Previous | Next --- Slide 36 of 66
Back to Lecture Thumbnails
Sherry

I don't quite get it: as we are marching to the multiple multiple cores era, and modern CPUs have integrated GPU as well, do we really need all those 8 ALUs in a core? I wonder how many of them will be utilized by end user? For games, image processing and maths, just use opencl/cuma and GPU is much better at these tasks. For CPU, SIMD increases programming complexity, and forces software engineers to learn more details about hardware. Isn't that a bad abstraction? I think a better solution would be, no SIMD, just more cores. Thus programmers have a better programming model: threads. Huge amount of floats to process? Get GPU to work.

kayvonf

@sherry: But aren't these same concepts exactly how GPU's work as well? See slide 35 and slide 37?

arjunh

@Sherry The problem is there is a certain overhead to creating a thread; it requires trapping the kernel (which has a non-trivial overhead) and maintaining a considerable amount of extra state just to perform a small operation. Also, cores require more resources (such as fetch/decode units). In the end, you'd have to make each of the cores rather weak in order to support more of them and as a result, programs that require high-compute capabilities/powerful cores would suffer.

You're right that the existence of SIMD requires programmers to think more about the actual hardware, but that's unavoidable when you're trying to optimize for performance. An analogous case would be the numerous guidelines programmers must heed when managing memory (using locality to their advantage, understanding how to allocate/free/dereference memory safely, etc). The abstraction of having an unbounded array of bytes where each access is equal in terms of cost just doesn't work in the real world.
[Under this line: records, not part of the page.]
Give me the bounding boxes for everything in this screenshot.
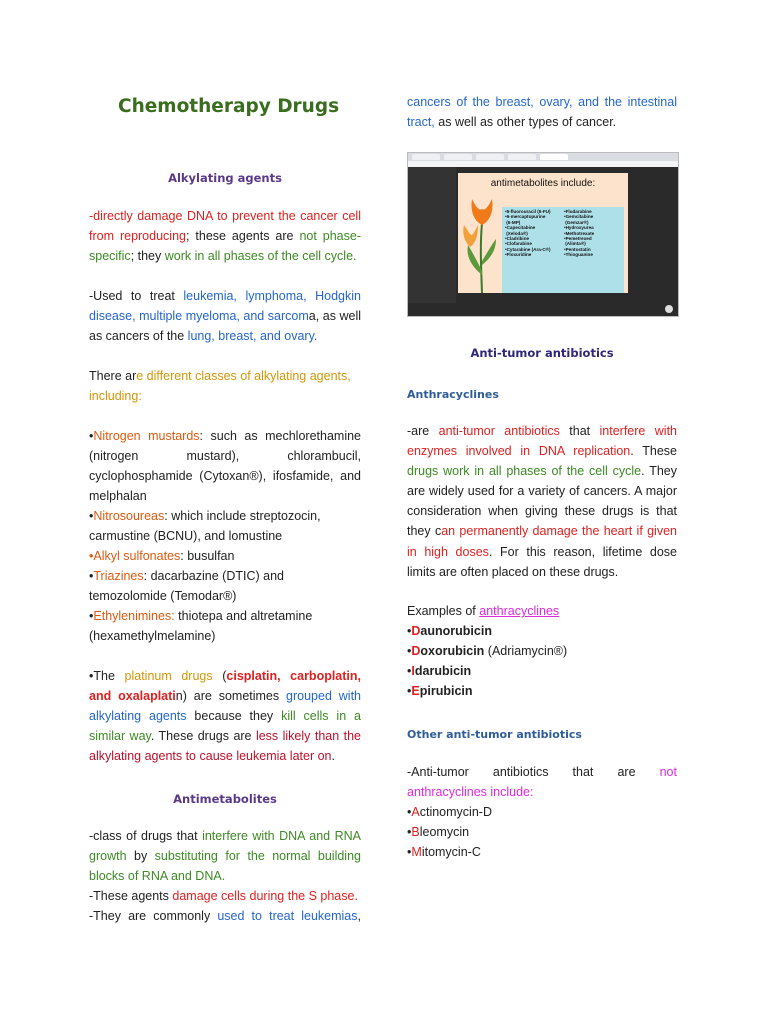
other-item: •Actinomycin-D: [407, 805, 492, 819]
browser-tab-bar: [408, 153, 678, 161]
drug-list-box: [502, 207, 624, 293]
examples-label: Examples of anthracyclines: [407, 604, 560, 618]
alkylating-paragraph-2: -Used to treat leukemia, lymphoma, Hodgkin disease, multiple myeloma, and sarcoma, as well as cancers of the lung, breast, and ovary.: [89, 289, 362, 344]
slide-title: antimetabolites include:: [490, 178, 596, 189]
example-item: •Daunorubicin: [407, 624, 492, 638]
heading-antimetabolites: Antimetabolites: [173, 792, 277, 806]
class-item-nitrosoureas: •Nitrosoureas: which include streptozocin, carmustine (BCNU), and lomustine: [89, 509, 321, 544]
heading-other-anti-tumor-antibiotics: Other anti-tumor antibiotics: [407, 728, 582, 741]
alkylating-classes-intro: There are different classes of alkylating agents, including:: [89, 369, 351, 404]
heading-anthracyclines: Anthracyclines: [407, 388, 499, 401]
heading-alkylating: Alkylating agents: [168, 171, 282, 185]
antimetabolites-paragraph-1: -class of drugs that interfere with DNA and RNA growth by substituting for the normal building blocks of RNA and DNA.: [89, 829, 361, 884]
antimetabolites-paragraph-continued: cancers of the breast, ovary, and the intestinal tract, as well as other types of cancer.: [407, 95, 677, 130]
anthracyclines-link[interactable]: anthracyclines: [479, 604, 560, 618]
other-antibiotics-paragraph: -Anti-tumor antibiotics that are not anthracyclines include:: [407, 765, 677, 800]
antimetabolites-paragraph-2: -These agents damage cells during the S phase.: [89, 889, 358, 903]
platinum-paragraph: •The platinum drugs (cisplatin, carboplatin, and oxalaplatin) are sometimes grouped with alkylating agents because they kill cells in a similar way. These drugs are less likely than the alkylating agents to cause leukemia later on.: [89, 669, 362, 764]
slide-thumbnail-sidebar: [408, 167, 456, 316]
example-item: •Doxorubicin (Adriamycin®): [407, 644, 568, 658]
slide: [458, 173, 628, 293]
class-item-ethylenimines: •Ethylenimines: thiotepa and altretamine (hexamethylmelamine): [89, 609, 313, 644]
example-item: •Idarubicin: [407, 664, 472, 678]
alkylating-paragraph-1: -directly damage DNA to prevent the cancer cell from reproducing; these agents are not phase-specific; they work in all phases of the cell cycle.: [89, 209, 361, 264]
heading-anti-tumor-antibiotics: Anti-tumor antibiotics: [470, 346, 614, 360]
other-item: •Bleomycin: [407, 825, 470, 839]
antimetabolites-paragraph-3: -They are commonly used to treat leukemias,: [89, 909, 361, 923]
example-item: •Epirubicin: [407, 684, 473, 698]
other-item: •Mitomycin-C: [407, 845, 481, 859]
class-item-triazines: •Triazines: dacarbazine (DTIC) and temozolomide (Temodar®): [89, 569, 284, 604]
drug-list-column-2: •Fludarabine •Gemcitabine (Gemzar®) •Hydroxyurea •Methotrexate •Pemetrexed (Alimta®) •Pentostatin •Thioguanine: [564, 209, 595, 258]
page-title: Chemotherapy Drugs: [118, 96, 340, 117]
fullscreen-icon: [664, 304, 674, 314]
anthracyclines-paragraph: -are anti-tumor antibiotics that interfere with enzymes involved in DNA replication. These drugs work in all phases of the cell cycle. They are widely used for a variety of cancers. A major consideration when giving these drugs is that they can permanently damage the heart if given in high doses. For this reason, lifetime dose limits are often placed on these drugs.: [407, 424, 677, 579]
drug-list-column-1: •5-fluorouracil (5-FU) •6-mercaptopurine (6-MP) •Capecitabine (Xeloda®) •Cladribine •Clofarabine •Cytarabine (Ara-C®) •Floxuridine: [505, 209, 551, 258]
player-controls: [408, 303, 678, 316]
class-item-nitrogen-mustards: •Nitrogen mustards: such as mechlorethamine (nitrogen mustard), chlorambucil, cyclophosphamide (Cytoxan®), ifosfamide, and melphalan: [89, 429, 361, 504]
tulip-flower-icon: [460, 195, 504, 293]
class-item-alkyl-sulfonates: •Alkyl sulfonates: busulfan: [89, 549, 235, 563]
embedded-slide-screenshot: [407, 152, 679, 317]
Kayvon explains the fundamental difference between threads and SIMD very well in lecture 2 (at around 37:00).

kayvonf

@arjunh: I want to stress that SIMD execution AND HW multi-threaded execution are techniques used by BOTH modern CPUs and modern GPUs in order to maximize the efficiency of these processors for more throughput oriented workloads. Having a set of ALUs share the resources for decoding an instruction stream is a far more efficient architecture for parallel workloads that demonstrate highly coherent execution.

Sherry

@arjunh @kayvonf You are right. It IS more efficient. CPU or GPU, SIMD shall be on one of them anyway.